What's interesting is that all of these scandals have only intensified in the last four months. As of now, only five members — Taeyeon, Jessica, Sunny, Yuri and Seohyun — remain "scandal-free." Taking into account the relatively short span of time, industry insiders are suspecting there might have been a big loophole in SM's management of the band's members.
"It's quite unusual," said a K-pop label representative with his name withheld. "I personally suspect that SM has drastically loosened its grip on Girls' Generation members or they were out of control."
He added it's also questionable whether the other five unaffected members really don't have dating experience since their debut.
Dating is not wrong for sure. But it sometimes turns out to be a destructive blow to top stars in Korea, especially female entertainers whose fans want them to stay young and untaken forever like a Barbie Doll.
In fact, several K-pop divas found their fan base collapse after announcing their dating. Some of them ended up bidding unwanted permanent farewell to their colleagues and fans. For that reason, many agencies typically prohibit their entertainers from dating through a strict regime of regulating their daily lives.
Against this backdrop, Sunny dropped a very thoughtful message during a recent interview with Sports Hankook, a sister paper of The Korea Times.
"You are watching us grow, the unedited version," she was quoted as saying in an article released on Wednesday. "I turned 25, not young anymore. I have many married friends, including those with babies."
Sunny went on, "Perhaps there are people who have difficulty in accepting the fact that we are getting mature.

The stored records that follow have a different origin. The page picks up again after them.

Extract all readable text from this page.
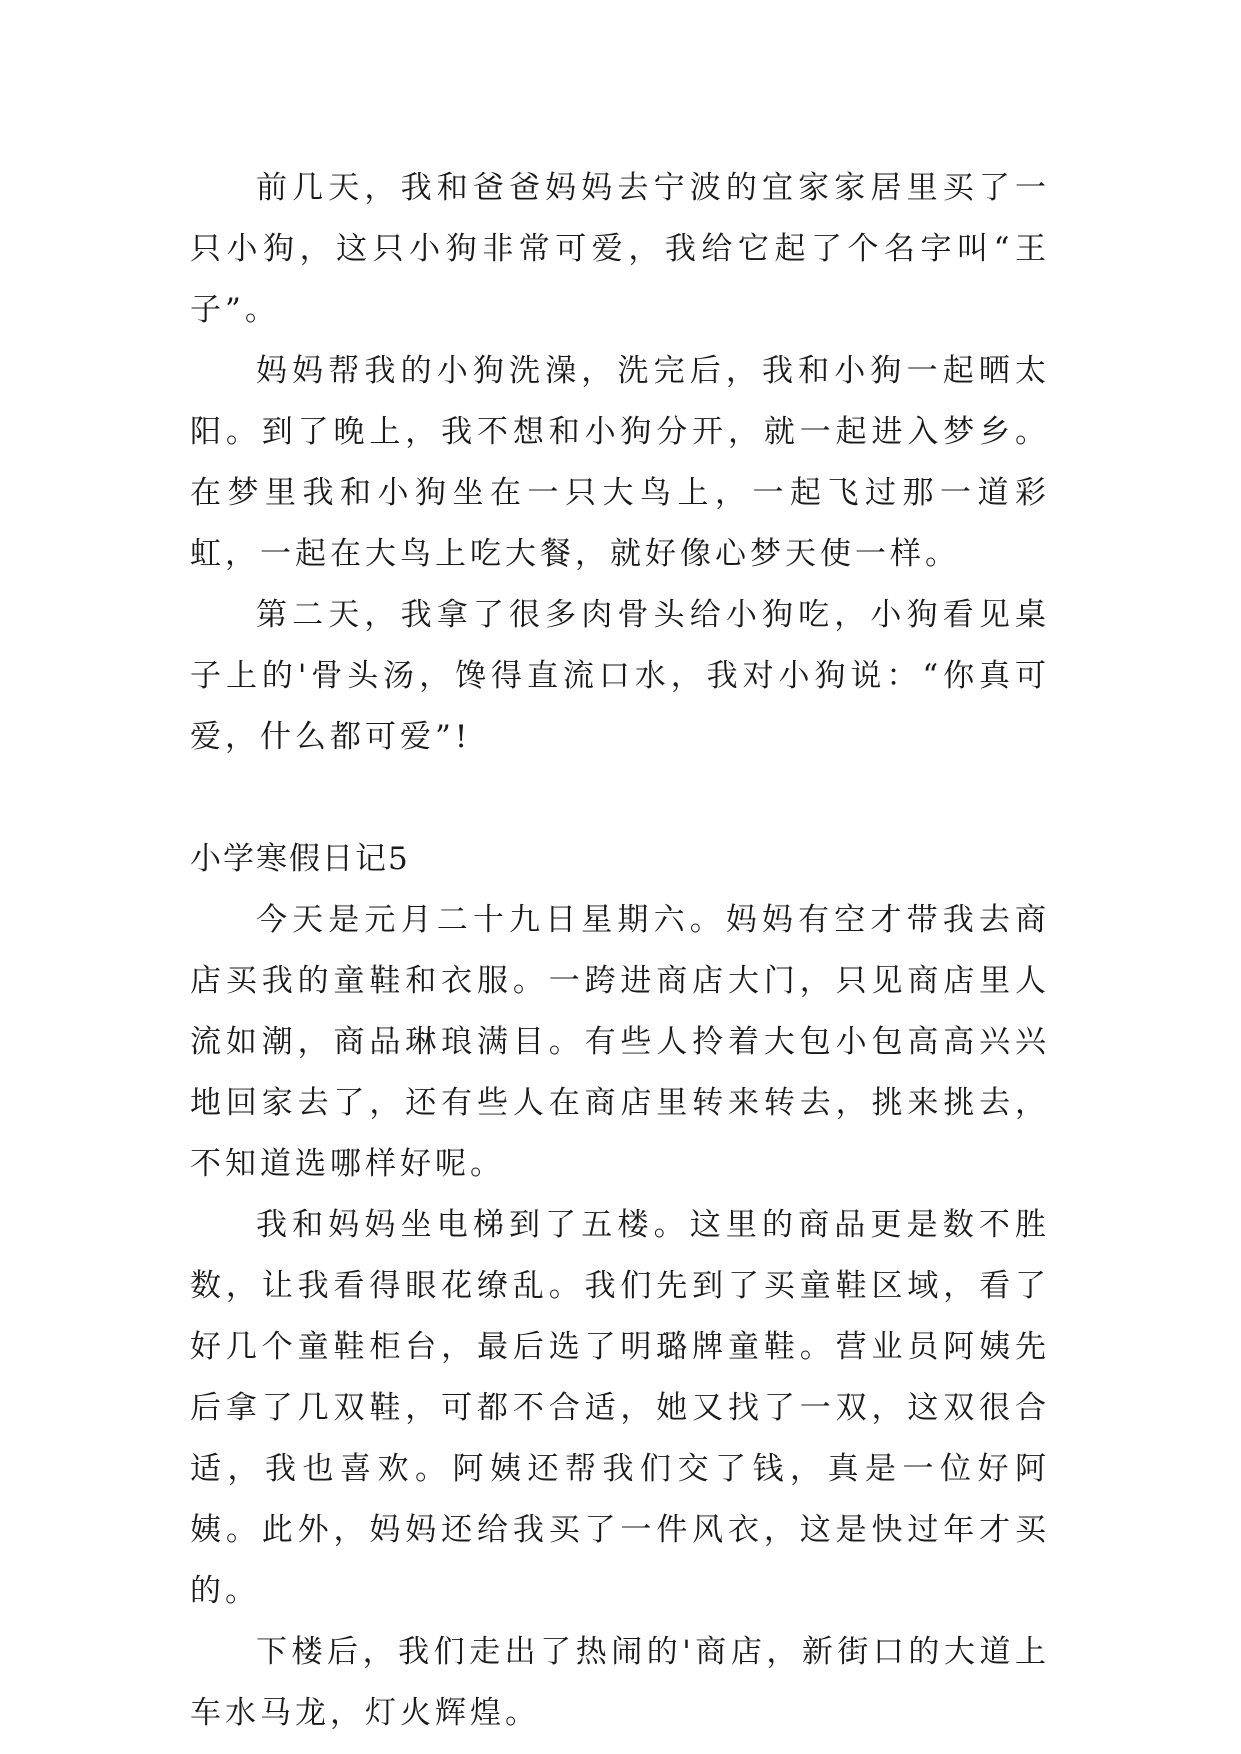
前几天，我和爸爸妈妈去宁波的宜家家居里买了一只小狗，这只小狗非常可爱，我给它起了个名字叫“王子”。

妈妈帮我的小狗洗澡，洗完后，我和小狗一起晒太阳。到了晚上，我不想和小狗分开，就一起进入梦乡。在梦里我和小狗坐在一只大鸟上，一起飞过那一道彩虹，一起在大鸟上吃大餐，就好像心梦天使一样。

第二天，我拿了很多肉骨头给小狗吃，小狗看见桌子上的'骨头汤，馋得直流口水，我对小狗说：“你真可爱，什么都可爱”!

小学寒假日记5

今天是元月二十九日星期六。妈妈有空才带我去商店买我的童鞋和衣服。一跨进商店大门，只见商店里人流如潮，商品琳琅满目。有些人拎着大包小包高高兴兴地回家去了，还有些人在商店里转来转去，挑来挑去，不知道选哪样好呢。

我和妈妈坐电梯到了五楼。这里的商品更是数不胜数，让我看得眼花缭乱。我们先到了买童鞋区域，看了好几个童鞋柜台，最后选了明璐牌童鞋。营业员阿姨先后拿了几双鞋，可都不合适，她又找了一双，这双很合适，我也喜欢。阿姨还帮我们交了钱，真是一位好阿姨。此外，妈妈还给我买了一件风衣，这是快过年才买的。

下楼后，我们走出了热闹的'商店，新街口的大道上车水马龙，灯火辉煌。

But that's true and an undeniable reality. Personally speaking, I'm positive about becoming mature."
Another K-pop industry insider said her comments hinted that the band' members have secured "complete freedom" when it comes to dating.
"That may be welcoming news for them. But we need to know why SM lifted the (dating) ban despite knowing that a dating scandal only carries a negative impact on their popularity," he said. "My premature conclusion is that the band's life is coming to an end."
The average lifespan of K-pop girl group is five years.
SES, one of the first generation girl groups, made its debut in 1997 and broke up in 2002. Its biggest rival Fin.K.L was formed in 1998 and disbanded in 2002.
Wonder Girls, which made its debut here in 2007 and became the first K-pop act to enter the U.S. Billboard Hot 100 chart in 2009, has stayed idle since early last year when one of its members, Sunye, married a Christian missionary and then moved to the U.S.
Another member Sohee left the group early this year. She signed BH Entertainment the following month to become an actress.